METHODS: Fibrinolytic-eligible patients with high-risk AMI prospectively consented if they had one or more high-risk characteristic. Nineteen hospitals with No SOS prospectively enrolled 500 patients for PA on-site. Seventy-one similar Air Primary Angioplasty in Myocardial Infarction trial patients were randomized to transfer for PA.
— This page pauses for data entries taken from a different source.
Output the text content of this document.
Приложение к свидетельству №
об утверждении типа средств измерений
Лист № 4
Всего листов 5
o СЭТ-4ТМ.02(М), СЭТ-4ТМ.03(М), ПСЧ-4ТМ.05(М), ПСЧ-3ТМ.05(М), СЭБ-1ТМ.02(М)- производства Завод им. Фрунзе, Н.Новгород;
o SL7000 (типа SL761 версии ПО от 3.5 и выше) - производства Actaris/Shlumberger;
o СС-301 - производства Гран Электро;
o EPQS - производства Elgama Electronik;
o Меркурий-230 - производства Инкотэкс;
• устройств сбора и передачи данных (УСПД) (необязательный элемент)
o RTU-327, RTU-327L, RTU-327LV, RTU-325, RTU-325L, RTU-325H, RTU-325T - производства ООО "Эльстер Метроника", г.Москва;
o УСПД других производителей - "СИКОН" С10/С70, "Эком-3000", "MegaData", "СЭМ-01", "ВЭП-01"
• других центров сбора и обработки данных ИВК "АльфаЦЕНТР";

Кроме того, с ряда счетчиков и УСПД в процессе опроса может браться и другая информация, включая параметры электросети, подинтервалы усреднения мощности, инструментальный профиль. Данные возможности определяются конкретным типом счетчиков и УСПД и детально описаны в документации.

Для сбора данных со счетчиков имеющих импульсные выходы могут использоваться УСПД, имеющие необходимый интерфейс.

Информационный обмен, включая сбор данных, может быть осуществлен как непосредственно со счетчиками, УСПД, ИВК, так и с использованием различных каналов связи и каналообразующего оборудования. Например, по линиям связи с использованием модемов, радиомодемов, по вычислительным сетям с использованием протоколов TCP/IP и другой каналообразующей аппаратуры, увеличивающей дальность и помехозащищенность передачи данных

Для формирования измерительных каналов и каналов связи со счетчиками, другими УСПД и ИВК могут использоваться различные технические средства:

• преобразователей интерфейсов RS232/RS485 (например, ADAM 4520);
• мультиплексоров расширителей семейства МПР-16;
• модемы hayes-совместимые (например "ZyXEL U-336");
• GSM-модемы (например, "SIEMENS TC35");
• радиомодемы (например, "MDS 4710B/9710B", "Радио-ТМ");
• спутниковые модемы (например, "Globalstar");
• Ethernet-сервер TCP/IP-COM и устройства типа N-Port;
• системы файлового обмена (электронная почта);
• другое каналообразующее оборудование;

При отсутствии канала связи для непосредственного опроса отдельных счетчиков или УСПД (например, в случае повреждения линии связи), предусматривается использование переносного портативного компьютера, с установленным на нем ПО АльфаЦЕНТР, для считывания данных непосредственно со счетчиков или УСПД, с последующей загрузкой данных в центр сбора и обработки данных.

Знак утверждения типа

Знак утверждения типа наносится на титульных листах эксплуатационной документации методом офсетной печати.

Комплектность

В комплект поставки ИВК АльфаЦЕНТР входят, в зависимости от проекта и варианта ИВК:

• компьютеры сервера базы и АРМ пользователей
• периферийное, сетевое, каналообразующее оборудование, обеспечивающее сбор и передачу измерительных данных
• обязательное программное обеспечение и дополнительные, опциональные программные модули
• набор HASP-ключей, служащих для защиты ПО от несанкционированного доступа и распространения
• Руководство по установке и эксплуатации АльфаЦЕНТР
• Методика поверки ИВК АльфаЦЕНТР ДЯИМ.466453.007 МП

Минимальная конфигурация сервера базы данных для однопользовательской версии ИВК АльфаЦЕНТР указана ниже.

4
RESULTS: Primary angioplasty was performed in 88% of patients. Patients transferred for PA had a longer mean time to treatment (187 vs. 120 min; p < 0.0001). Thrombolysis In Myocardial Infarction (TIMI) flow grade 3 was achieved in 96% for on-site PA, 86% in the transfer group (p = 0.004). The combined primary end point of 30-day mortality, re-infarction, and disabling stroke occurred in 27 (5%) on-site PA patients and 6 (8.5%) transfer patients (p = 0.27). Unadjusted one-year mortality was improved in on-site PA patients compared with those transferred (6% vs. 13%, p = 0.043), but after adjustment for differences in baseline variables, this difference was not significant.
CONCLUSIONS: On-site PA and transfer groups had similar 30-day outcomes and more rapid reperfusion for on-site PA. Primary angioplasty in high-risk AMI patients at hospitals with No SOS is safe, effective, and faster than PA after transfer to a surgical facility.